I Just Deleted My Revolut Account and You Should Too - BerislavLopac
https://www.forbes.com/sites/paularmstrongtech/2020/06/06/why-i-just-deleted-my-revolut-account-and-you-should-too/
======
Nextgrid
For a bit of context about this terrible company:

Revolut is the company that misled travelers with marketing about good
exchange rates, ease of account opening, etc without requiring ID verification
upfront, instead letting them use the account until they hit a certain
threshold after which their account is restricted and ID verification can be a
slow process, made worse by their terrible and unresponsive customer service.
This left many people stranded in foreign countries with no access to their
money and they delete any complaints about this on their forum.

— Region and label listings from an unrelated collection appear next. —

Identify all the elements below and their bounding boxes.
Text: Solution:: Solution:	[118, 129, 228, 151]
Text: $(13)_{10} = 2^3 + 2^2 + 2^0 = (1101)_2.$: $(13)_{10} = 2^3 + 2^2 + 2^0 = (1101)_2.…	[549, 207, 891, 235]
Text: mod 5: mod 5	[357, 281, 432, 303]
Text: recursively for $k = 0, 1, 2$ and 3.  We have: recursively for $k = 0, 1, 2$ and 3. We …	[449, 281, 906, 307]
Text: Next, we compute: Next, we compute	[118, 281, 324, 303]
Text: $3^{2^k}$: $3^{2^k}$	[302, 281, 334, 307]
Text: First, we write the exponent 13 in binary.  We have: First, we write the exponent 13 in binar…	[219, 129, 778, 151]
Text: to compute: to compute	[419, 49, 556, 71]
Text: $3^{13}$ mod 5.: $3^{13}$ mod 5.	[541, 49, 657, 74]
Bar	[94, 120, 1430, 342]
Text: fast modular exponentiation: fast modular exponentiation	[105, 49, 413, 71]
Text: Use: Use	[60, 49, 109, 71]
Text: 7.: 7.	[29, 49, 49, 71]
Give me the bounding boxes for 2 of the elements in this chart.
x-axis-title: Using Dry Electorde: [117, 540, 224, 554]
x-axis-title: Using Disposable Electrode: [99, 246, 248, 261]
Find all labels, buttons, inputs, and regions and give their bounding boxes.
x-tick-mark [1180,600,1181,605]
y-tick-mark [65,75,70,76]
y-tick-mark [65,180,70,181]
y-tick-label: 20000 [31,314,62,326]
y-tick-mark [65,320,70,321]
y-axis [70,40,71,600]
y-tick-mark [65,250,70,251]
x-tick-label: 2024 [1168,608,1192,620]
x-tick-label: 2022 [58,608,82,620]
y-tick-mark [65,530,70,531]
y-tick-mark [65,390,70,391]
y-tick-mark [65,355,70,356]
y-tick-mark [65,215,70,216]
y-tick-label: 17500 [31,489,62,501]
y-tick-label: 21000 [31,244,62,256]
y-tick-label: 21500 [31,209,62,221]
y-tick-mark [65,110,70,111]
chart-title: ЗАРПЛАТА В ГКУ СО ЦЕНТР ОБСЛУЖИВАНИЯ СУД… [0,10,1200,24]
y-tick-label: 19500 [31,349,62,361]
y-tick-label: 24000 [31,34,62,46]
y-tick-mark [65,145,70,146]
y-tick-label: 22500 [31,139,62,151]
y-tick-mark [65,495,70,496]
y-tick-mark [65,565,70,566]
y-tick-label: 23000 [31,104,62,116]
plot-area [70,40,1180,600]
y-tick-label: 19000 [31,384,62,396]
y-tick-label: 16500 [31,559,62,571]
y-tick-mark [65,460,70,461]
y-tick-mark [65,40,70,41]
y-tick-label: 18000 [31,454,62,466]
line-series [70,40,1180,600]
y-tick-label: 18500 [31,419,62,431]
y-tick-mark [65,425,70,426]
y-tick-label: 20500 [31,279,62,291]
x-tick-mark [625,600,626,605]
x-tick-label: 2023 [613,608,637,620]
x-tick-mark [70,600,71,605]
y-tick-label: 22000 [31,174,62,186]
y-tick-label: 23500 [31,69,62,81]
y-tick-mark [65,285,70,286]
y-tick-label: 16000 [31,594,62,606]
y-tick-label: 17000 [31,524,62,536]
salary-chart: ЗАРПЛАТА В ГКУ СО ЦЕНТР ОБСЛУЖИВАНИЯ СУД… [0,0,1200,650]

They also have(had?) a dubious recruitment process where applicants must refer
a certain number of new customers to the app and have them top-up their
account for them to be considered:
[https://community.fintechtalk.co.uk/t/revolut-and-
allegation...](https://community.fintechtalk.co.uk/t/revolut-and-allegations-
of-dubious-recruitment-processes/388)

Their crypto offering is also a bit of a scam because you never actually own
the crypto and can't withdraw it to your own wallet. If Revolut goes bust or
suspends your account all your crypto might be at risk.

------
mr_cyborg
USA here - I had to look up what Revolut was. It sounds like another one of
the many payment apps we have. Is this akin to Venmo/Cash App/Paypal here but
in Europe?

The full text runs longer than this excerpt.